実は、賃金の額の決定に関しては、最低賃金以外に明確に規定する法律はありません(私の知り得る限りですが※)。「同一労働同一賃金って言わない?」というご質問もいただくことがありますが、まずこの法律が規定しているのは、いわゆる非正規労働者と正規社員の待遇格差についてなので、同じ雇用形態における待遇の違いについては範疇外です。この法律が該当するとしても、ポイントは「待遇格差は不合理かどうか」で、賃金の額の具体的な基準はどこにも示されてはいません。
※唯一、派遣法に関して同一労働同一賃金に関し、職種と経験年数によって、幾通りかの賃金の下限が提示されたものがあります
もちろん一番好ましいのは、同じ仕事であれば誰でも同じ賃金。同じ仕事で能力に差があるのであれば、能力に応じた賃金であることが望ましいことに違いはありません。しかし、基本的に募集時の賃金額は、雇い入れる側が勝手に決められるものなのです。
アウトな時給
セーフであろうものばかりではありません。今までと似たケースでも、中には完全にアウトの場合もありますので注意が必要です。先ほどの例にも挙げている研修時給、または高校生時給でよく見られます。「研修期間はマイナス○○円」「高校生はマイナス○○円」といったものです。

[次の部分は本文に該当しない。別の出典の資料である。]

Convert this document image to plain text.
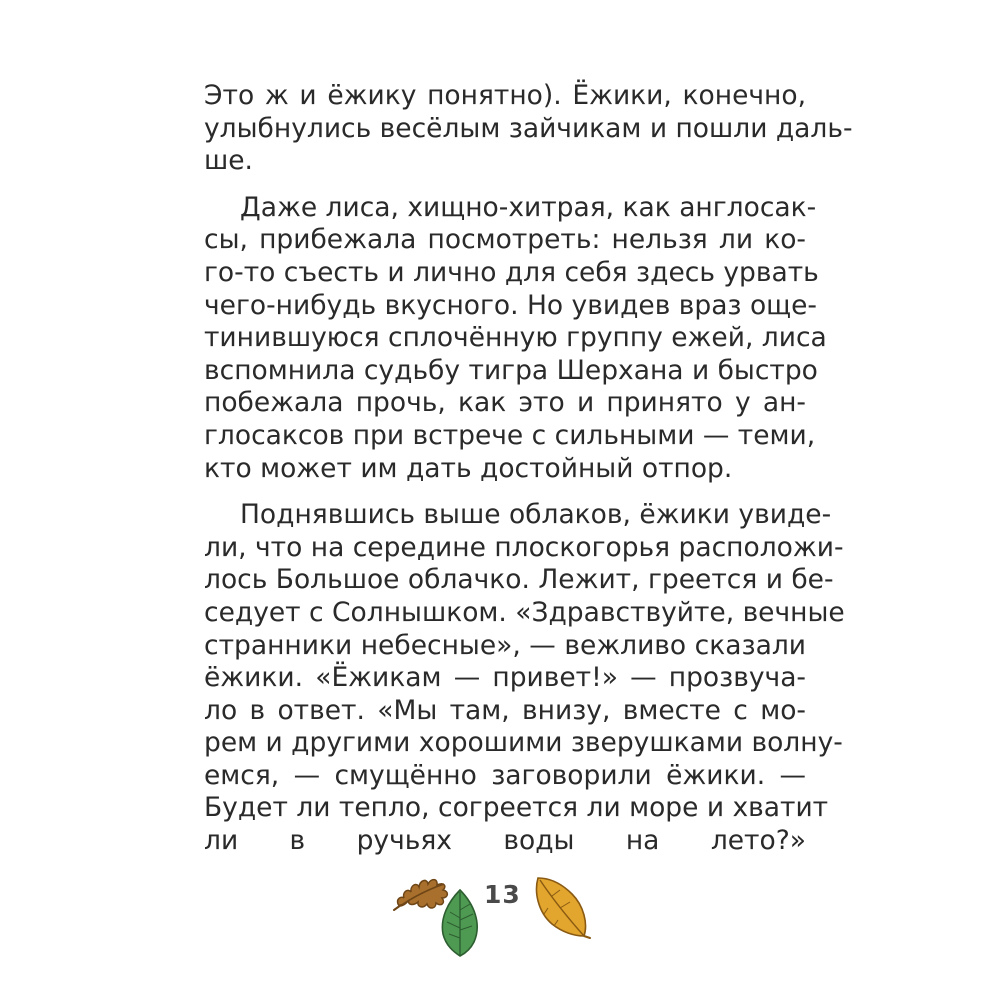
Это ж и ёжику понятно). Ёжики, конечно,
улыбнулись весёлым зайчикам и пошли даль-
ше.
Даже лиса, хищно-хитрая, как англосак-
сы, прибежала посмотреть: нельзя ли ко-
го-то съесть и лично для себя здесь урвать
чего-нибудь вкусного. Но увидев враз още-
тинившуюся сплочённую группу ежей, лиса
вспомнила судьбу тигра Шерхана и быстро
побежала прочь, как это и принято у ан-
глосаксов при встрече с сильными — теми,
кто может им дать достойный отпор.
Поднявшись выше облаков, ёжики увиде-
ли, что на середине плоскогорья расположи-
лось Большое облачко. Лежит, греется и бе-
седует с Солнышком. «Здравствуйте, вечные
странники небесные», — вежливо сказали
ёжики. «Ёжикам — привет!» — прозвуча-
ло в ответ. «Мы там, внизу, вместе с мо-
рем и другими хорошими зверушками волну-
емся, — смущённо заговорили ёжики. —
Будет ли тепло, согреется ли море и хватит
ли в ручьях воды на лето?»
13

ここでチェックしたいのは、最低賃金。最近では地域別最低賃金の引き上げが毎年行われてきたため、アルバイトの募集時時給と最低賃金がほぼ同額となっているケースも少なくありません。このような場合、マイナスされた時給額が最低賃金を下回っているケースがあります。
中には、最低賃金法には試用期間中の賃金が最低賃金を下回ることは例外として認められていると答える企業もあるかもしれません。この例外があるのは事実ですが、労働局の許可が必要になりますし、許可は簡単におりるものではありませんので確認をしてみましょう。
「深夜はプラス○○円」といった場合も、プラスの金額に注意しましょう。労働基準法では、深夜22時以降早朝5時までは時給額の1.25倍の支払いが必要と定めています。時給が1,000円なら、22時以降は1時間あたり1,250円の支払いが必要。「プラス100円」はアウトです。このように、法律で決められた時給の最低額や、割増率を下回るケースがあるので注意が必要です。